Police found the weapons early yesterday in six large PVC pipes 7km from the remote East Java village of Tenggulun, home to the suspect Amrozi, who has admitted his involvement in the attacks on neighbouring Bali island.
Major-General I Made Mangku Pastika, head of a multinational team hunting the Bali bombers, said the cache comprised seven guns including two M-16s and 5000 rounds of ammunition. A police source in East Java had said the stash included five M-16s.
"The weapons were buried there by Ali Imron and Ali Fauzi on November 7. Amrozi gave them to these people, whom we are now looking for," Pastika said in reference to the two relatives. Local media have said Imron was Amrozi's brother, and Fauzi a half-brother.
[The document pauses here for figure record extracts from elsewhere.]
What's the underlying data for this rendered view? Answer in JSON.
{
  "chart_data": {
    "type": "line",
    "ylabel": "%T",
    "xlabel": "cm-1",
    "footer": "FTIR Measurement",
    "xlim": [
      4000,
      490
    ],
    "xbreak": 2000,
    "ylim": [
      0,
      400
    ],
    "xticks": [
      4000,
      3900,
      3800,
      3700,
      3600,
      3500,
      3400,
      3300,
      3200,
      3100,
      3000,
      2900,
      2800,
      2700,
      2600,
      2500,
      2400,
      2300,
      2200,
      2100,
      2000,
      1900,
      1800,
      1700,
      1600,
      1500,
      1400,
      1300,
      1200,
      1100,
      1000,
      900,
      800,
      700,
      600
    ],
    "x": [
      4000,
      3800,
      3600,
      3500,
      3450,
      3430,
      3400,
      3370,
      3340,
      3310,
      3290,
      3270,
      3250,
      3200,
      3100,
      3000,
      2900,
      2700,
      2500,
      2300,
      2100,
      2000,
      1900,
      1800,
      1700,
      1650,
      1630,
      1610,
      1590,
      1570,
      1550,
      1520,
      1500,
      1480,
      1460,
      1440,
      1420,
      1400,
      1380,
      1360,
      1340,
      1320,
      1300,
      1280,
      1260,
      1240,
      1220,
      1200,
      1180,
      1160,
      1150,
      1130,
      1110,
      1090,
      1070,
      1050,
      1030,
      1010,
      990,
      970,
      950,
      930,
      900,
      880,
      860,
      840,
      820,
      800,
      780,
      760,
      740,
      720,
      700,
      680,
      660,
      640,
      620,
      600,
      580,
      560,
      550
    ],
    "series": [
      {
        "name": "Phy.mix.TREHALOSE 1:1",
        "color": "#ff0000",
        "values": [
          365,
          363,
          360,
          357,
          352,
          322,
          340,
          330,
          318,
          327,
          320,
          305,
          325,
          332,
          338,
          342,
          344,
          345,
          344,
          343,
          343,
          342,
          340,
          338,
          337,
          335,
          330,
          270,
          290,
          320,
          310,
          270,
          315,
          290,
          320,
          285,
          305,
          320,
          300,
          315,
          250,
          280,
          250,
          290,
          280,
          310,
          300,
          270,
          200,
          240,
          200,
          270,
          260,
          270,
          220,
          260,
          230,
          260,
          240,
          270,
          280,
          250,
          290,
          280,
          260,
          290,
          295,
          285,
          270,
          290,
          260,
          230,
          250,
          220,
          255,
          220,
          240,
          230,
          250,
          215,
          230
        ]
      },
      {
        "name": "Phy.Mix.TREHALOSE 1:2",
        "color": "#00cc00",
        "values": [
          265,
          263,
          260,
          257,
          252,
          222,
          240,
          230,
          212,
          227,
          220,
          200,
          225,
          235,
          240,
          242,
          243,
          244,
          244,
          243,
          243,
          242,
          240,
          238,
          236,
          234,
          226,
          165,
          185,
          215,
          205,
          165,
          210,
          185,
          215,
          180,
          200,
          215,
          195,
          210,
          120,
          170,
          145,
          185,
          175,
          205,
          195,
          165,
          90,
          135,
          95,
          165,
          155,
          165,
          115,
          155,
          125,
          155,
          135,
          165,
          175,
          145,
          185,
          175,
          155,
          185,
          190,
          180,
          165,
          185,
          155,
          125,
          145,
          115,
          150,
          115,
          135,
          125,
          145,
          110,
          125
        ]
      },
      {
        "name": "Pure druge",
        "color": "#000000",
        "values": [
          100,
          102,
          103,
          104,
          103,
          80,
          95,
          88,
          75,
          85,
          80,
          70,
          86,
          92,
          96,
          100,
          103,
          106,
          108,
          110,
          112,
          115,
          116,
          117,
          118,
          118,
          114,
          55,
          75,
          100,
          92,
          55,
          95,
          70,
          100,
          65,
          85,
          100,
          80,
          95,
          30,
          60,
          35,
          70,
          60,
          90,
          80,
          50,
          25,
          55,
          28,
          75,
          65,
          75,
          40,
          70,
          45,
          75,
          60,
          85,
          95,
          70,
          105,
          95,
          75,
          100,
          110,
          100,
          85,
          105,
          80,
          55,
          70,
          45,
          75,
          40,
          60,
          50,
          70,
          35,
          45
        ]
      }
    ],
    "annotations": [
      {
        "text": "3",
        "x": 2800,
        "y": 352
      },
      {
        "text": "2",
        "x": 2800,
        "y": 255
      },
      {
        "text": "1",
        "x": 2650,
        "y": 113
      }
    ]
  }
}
Pastika did not say if the two were linked to the blasts which devastated part of Bali's popular Kuta Beach area on October 12, killing around 180 people, mostly foreign tourists.
Local media reported that a military-like uniform and passport had also been found in the pipes.
The find comes after police said on Monday that Amrozi was a student of detained Indonesian Muslim preacher Abu Bakar Bashir, the alleged spiritual leader of Jemaah Islamiyah, a Southeast Asian militant Islamic group linked to the Bali atrocity.
Also on Monday, police described Bashir as a co-founder in Malaysia of Jemaah Islamiyah. It was the first time Indonesia had tied the cleric to the group, also linked by officials to Osama bin Laden's al Qaeda network.
Police have said they had so far found no evidence linking Bashir to the Bali attacks. Police detained him last month over a series of Christian church bombings in Indonesia in 2000 and a plot to kill President Megawati Sukarnoputri.
On Monday, Pastika said the head of a conservative Islamic boarding school in the village, Zakaria, had been released after questioning. Bashir has said Zakaria studied at an Islamic school that he co-founded in the Central Java city of Solo.
Police have said the group of 10 people whom they suspect of carrying out the Bali attacks were all Indonesian. They are believed to be still in Indonesia.